We wanted to get going whilst
it was still early enough to be quiet and have less people about. We drove to
Pontresina Station to park the car before setting off from there on the path
leading into the Roseg Tal. It was cold enough since we were in shadow and
would be until the sun moved on a ways, but clear and we were wrapped in
suitably warm, comfortable clothes and sensible footwear.
It’s a wonder we don’t fall
over as we walk, with both of us searching the mountain sides for signs of wild
life. There are usually deer of various sorts to be seen if you have a sharp
eye and we have only walked a couple of miles when we saw a group of Chamois
high up on one side of the mountain grazing. That brought us to a halt as
binoculars and the camera were pulled out of the back pack. We took several
photos and looked through them to make sure that they were OK before moving on
up the valley.
The absolute stillness is a
sheer joy to people used to driving a truck in heavy traffic at home. We hardly
saw another soul on the outward section of this favourite walk. We stopped several
times to try to get some shots of the tiny birds flitting about that were
mostly tits of various kinds. We did see a couple of woodpeckers and heard
another busy at work drilling but were not quick enough to capture them on
camera. I had stood with my hand full of food a number of times but although some
birds looked curious, none were brave enough to fly to my hand for the treat. I
did that each time until my fingers were nigh on frozen, then just left the
food for them rather than tease the tiny creatures.

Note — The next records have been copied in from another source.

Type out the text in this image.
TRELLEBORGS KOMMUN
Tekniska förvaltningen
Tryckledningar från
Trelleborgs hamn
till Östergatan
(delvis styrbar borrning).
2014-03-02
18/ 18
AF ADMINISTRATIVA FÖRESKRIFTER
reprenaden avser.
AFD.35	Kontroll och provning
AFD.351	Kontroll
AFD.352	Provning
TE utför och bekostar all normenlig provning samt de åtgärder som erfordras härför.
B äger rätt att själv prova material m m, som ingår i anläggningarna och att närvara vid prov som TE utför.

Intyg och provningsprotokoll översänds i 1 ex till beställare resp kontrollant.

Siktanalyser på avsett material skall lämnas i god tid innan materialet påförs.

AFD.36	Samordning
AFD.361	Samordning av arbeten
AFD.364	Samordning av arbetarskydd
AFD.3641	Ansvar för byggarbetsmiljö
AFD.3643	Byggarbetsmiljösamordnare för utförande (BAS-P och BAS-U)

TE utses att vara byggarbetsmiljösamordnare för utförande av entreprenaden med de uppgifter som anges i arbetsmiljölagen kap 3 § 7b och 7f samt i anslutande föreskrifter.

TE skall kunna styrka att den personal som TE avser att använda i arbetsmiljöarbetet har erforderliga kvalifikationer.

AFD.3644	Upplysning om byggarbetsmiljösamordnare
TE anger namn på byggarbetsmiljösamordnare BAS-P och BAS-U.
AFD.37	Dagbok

About a mile before the end
of the trail we came to a suitable spot and again I took my glove off and held
a handful on bread and cheese out and stood very still with Steve a little way
to one side, ready to catch a little mite who was brave enough to come to my hand.
He took a whole bunch of photos where he had just missed the fleeting visit of
one bird or another and just got a photo of a hand full of breadcrumbs. Patience
was rewards and in the end we got a few of the shots we were hoping for.
There was a Spotted
Nutcracker but even though he came quite close he wasn’t as brave as the
smaller birds and in the end I put some food on a wooden bar and he came along
and ate from that instead, very close but he did not want to trust me to come as
near as I wanted him to.
We had a hot drink when we
got to the Hotel Restaurant Roseg Gletscher and stayed long enough to warm up
before starting back again. Inside the restaurant reminded me of a line from
the Rocky Horror Show…. “It’s like a hunting lodge for rich weirdos”, and it truly
is; there are trophy sets of horns everywhere, maybe hundreds all very
artistically displayed. Wherever you look there are stuffed animals and birds
and a group of six fox skins hanging centrally. The metal chandeliers are all
laden with horns and there are pretty snow hares sitting stilled by taxidermy
and everything that is native to the region on every ledge in every direction.
We walked the downhill
section on the way back much faster that the outward leg because we had our
photos and now the stillness was shattered but lots of walkers, some mountain
bikers and of course the joyfully pretty sight of horses pulling visitors who
are unwilling to walk very far under their own steam in coaches. The horses
came as troikas or pairs and are a lovely site for horse lovers like us.
We had the sun on our backs and
gradually cast off our hats, then our gloves and then the coats came undone as
the sun got higher and we were tired enough by the time we got back to the car.